On such a basis the evidence supports what Serge has been saying. If
you wish to contend with that you will need relevant assessable
evidence for people to take you seriously. Given the history of this
topic people will regard claims of what you are "pretty sure" of as no
more than an unsupported belief of the kind which has in the past
repeatedly been shown to have no foundation.
Again, we've trawled through all of this. It *is* supported, albeit not
with the scientific test *you* require.
Afraid not. 'Support' does not mean that 'many people have the same
opinion'. Afraid you are still thinking in 'social science' terms, not
those of science and engineering. Nor does 'support' mean a result
which may be for many other well-established reasons which were ignored
by the claimant. Distinction between an observation and claiming the
*reason* for it. Someone may hear a 'difference' when they changed one
amp for another - but that does not support the amps being the *reason*
*unless* the other factors which can cause a change are dealt with.

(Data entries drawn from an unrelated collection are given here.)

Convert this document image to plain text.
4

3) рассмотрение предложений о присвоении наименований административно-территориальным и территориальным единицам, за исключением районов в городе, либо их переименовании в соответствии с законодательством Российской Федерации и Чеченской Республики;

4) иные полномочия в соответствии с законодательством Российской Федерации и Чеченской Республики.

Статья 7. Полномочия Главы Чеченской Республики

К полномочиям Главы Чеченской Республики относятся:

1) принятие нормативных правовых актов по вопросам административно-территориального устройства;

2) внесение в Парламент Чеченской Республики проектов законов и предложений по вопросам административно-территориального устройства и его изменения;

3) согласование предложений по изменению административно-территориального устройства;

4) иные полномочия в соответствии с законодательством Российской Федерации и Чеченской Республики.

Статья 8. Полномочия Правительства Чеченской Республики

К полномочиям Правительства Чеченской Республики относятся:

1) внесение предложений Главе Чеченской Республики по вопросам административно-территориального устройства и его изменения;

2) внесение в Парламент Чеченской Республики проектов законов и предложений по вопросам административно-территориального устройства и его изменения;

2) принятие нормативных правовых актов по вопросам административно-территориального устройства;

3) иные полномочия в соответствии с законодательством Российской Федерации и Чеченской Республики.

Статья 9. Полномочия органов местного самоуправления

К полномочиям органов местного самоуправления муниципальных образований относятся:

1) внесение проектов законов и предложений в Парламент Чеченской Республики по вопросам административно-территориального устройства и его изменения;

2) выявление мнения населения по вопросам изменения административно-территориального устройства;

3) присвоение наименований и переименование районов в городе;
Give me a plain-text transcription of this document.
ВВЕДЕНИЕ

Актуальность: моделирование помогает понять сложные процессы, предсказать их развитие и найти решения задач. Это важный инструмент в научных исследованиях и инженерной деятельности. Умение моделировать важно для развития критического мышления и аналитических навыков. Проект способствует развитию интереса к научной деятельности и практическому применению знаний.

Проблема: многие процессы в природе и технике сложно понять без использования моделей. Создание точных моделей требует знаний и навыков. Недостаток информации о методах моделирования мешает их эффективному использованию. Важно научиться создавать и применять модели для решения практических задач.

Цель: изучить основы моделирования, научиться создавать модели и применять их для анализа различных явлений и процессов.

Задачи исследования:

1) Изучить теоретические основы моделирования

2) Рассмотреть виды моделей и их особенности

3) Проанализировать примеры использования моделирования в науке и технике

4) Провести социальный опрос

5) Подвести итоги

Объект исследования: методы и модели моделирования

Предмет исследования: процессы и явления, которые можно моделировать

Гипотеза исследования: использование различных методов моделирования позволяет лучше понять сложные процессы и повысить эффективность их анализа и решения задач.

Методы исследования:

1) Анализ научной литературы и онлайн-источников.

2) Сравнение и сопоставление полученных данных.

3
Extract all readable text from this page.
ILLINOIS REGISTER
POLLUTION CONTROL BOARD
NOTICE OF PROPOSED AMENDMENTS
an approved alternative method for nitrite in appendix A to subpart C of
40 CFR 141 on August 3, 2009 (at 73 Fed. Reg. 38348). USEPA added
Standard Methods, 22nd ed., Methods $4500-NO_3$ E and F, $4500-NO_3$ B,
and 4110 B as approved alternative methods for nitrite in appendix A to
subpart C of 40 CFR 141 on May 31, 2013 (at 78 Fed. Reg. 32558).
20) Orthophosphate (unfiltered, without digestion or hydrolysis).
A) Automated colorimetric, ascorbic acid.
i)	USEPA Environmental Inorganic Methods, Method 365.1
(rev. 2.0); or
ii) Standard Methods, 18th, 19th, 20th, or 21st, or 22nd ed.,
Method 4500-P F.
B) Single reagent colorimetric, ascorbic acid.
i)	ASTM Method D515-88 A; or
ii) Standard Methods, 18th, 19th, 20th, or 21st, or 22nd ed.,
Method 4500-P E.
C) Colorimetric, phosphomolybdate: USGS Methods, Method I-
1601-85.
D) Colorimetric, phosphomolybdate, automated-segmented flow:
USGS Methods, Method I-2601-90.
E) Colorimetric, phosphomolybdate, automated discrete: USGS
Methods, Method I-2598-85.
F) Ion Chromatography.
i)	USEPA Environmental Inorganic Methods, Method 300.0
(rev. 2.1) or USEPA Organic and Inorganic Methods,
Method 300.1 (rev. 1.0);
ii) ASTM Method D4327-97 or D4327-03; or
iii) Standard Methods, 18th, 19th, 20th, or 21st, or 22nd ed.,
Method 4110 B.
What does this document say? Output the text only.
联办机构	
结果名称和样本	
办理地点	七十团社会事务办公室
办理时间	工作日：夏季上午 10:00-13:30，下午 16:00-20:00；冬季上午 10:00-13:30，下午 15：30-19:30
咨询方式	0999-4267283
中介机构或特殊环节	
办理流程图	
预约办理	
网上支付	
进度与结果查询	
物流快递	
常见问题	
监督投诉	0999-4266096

Your approach would mean all views are 'supported' which makes 'support'
worthless since the 'supported' views conflict. Thus the need for boringly
tedious things like an appropriate test method to deal with the various
types of factors which otherwise cause misleading results, and to produce
assessable evidence rather than bald statements of 'faith'. What matters is
support by reliable, assessable, *evidence*. (This means both the test
method and the results.)
I am not talking about one single form of 'scientific test'. I am talking
about the approach being relevant and able to be shown to be capable of
producing reliable results rather than simple, well known, errors. I am
also talking about people knowing about, and understanding, the many
tests and sets of evidence which already exist and have largely settled
these matters for most professional engineers and academic scientists.
The point is that there are many well-known pitfalls and factors which can
produce 'differences' which have nothing to do with changing one amp for
another. Unless a comparison deals with these a claim that a change was due
to one *amp* 'sounding different' to another is worthless. It also is a
waste of time given that the pitfalls, and ways to deal with them, are well
known to those who have studied the topic seriously. Given this it is
perhaps understandable when some become irritable at seeing repeated claims
based on ignorance or dismissal of these factors. It is also why I've come
to expect evidence rather that assertions of faith or confidence.